SPIRAL
Written by Colin Minihan & John Poliquin
Directed by Kurtis David Harder
SPIRAL starts with a – literal – cold opening of a queer-bashing scene in a 1985 snowy parking lot before leaping ten years into the future. In 1995 it’s the gentle drive in to small town USA by gay dads – Aaron and Malik - and their sixteen year old daughter Kayla. Malik, played by Jeffrey Bowyer-Chapman, is the former big city, club kid, drag queen, who has stole the heart of much older Aaron – the natural father of their kid. He is also the witness to the harrowing scene we see at the start and it is soon clear he is, unsurprisingly, still haunted by this memory. Coming to such a quiet, conservative - with a small ‘c’ - corner of America puts the unconventional family in the spotlight and the unwanted attention has a much greater impact on Malik than anyone else. He is meant to be writing the next bestseller while Aaron goes out earning, but his experiences left home alone turn him into the film’s detective character. The trigger to his worst fears of bigotry comes when he returns home one day to discover the word ‘FAGGOTS’ sprayed on the sitting room wall. Before Aaron or Kayla return, he paints over it. He even keeps it to himself. The first of many times where he doesn’t share his feelings of vulnerability with Aaron. His only outlet is phone calls back to an ex-boyfriend in the city – presumably the victim of the hate crime from 1985. Meanwhile, Kayla gets a job and forms a loving relationship with the boy next door – rebel without a clue Tyler. Incidents conspire to drive a wedge between Malik and his family as his snooping combined with disassociative episodes lead him to unearth a town-wide secret.

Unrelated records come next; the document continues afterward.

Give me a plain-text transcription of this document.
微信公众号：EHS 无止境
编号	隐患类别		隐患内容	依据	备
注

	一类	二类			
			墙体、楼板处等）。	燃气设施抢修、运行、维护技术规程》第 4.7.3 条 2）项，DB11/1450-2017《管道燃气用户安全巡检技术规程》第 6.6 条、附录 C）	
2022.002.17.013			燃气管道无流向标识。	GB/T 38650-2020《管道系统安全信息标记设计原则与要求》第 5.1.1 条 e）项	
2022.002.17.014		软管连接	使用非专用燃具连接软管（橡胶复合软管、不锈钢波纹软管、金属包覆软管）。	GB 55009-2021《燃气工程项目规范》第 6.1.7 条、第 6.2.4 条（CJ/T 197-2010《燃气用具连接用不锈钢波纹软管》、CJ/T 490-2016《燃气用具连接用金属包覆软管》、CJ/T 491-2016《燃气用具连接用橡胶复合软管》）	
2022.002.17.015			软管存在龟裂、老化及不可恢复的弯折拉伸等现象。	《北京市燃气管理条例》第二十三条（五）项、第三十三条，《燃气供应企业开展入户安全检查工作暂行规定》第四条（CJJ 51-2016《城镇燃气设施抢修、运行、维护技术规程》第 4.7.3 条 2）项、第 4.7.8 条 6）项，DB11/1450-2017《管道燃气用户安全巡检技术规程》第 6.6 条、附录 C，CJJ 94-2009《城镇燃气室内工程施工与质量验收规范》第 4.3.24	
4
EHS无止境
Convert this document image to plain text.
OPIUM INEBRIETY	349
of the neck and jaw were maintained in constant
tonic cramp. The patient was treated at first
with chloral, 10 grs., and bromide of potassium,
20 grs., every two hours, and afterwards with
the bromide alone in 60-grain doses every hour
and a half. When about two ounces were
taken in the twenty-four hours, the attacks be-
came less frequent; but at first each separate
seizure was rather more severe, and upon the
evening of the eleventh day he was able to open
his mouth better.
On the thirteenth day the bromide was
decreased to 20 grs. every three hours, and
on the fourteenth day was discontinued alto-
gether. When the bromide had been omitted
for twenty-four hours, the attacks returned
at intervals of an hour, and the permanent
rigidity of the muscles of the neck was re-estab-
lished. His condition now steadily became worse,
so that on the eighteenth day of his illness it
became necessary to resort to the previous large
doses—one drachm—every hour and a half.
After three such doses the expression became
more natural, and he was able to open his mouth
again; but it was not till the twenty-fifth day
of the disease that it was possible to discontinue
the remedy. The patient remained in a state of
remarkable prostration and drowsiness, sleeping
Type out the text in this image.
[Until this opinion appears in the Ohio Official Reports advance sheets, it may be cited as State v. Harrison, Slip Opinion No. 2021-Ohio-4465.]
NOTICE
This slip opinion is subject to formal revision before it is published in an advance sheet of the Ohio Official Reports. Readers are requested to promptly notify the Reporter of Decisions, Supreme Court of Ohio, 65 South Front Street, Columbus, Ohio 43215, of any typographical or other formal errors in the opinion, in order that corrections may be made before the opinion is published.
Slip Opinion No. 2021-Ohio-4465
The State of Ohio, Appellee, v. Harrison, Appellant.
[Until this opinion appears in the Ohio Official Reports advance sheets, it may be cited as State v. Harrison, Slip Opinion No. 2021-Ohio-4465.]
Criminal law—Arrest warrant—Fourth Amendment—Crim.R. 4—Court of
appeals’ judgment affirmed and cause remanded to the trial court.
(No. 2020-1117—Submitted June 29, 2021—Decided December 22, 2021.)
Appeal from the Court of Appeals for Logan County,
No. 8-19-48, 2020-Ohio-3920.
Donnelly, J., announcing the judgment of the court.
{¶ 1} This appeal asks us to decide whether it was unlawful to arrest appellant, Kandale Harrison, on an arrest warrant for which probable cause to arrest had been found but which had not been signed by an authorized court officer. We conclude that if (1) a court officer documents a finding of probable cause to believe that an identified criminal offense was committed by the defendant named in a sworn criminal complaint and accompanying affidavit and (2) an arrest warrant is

By this stage Aaron is getting a little tired of Malik’s indiscretions and lack of work ethic. With nothing to lose Malik strives to simultaneously confront his demons and solve the mystery of the ‘spiral’ he’s seen in his garage, on the spine of a book and in a VHS from 1985.
Natural prejudices and bias are very powerful storytelling tools when putting the audience off the scent of where SPIRAL might be heading. A sneering old man who doesn’t return Malik’s friendly greeting is anti-gay, right? But when overt homophobia - akin to the opening scene - never really manifests itself like all the signs point to, there’s a new nagging feeling something ain’t right and that’s Malik’s dilemma. When he finds out the truth he’s unable to save himself, let alone his husband and kid. The fears over his difference were real, but Malik was looking down the wrong end of the telescope. It’s a brutally simple, harrowing take down of your own presumptions of how prejudice works. In the terrifying, Kafka-esque closing moments, Malik learns the people he feared have no problem with his race or sexuality. It’s a net benefit to them because they can exploit the nature of public perception of minority groups to achieve their dastardly, decennial goals. GET OUT (2017) is the comparable freshest in the mind for subverting expectations of the Pinter-esque disguise of what’s really happening, but given SPIRAL commits to a supernatural path over the sci-fi explanation Jordan Peele provides, SOCIETY (1989) is an equally useful indicator – although there are few, if any laughs in SPIRAL.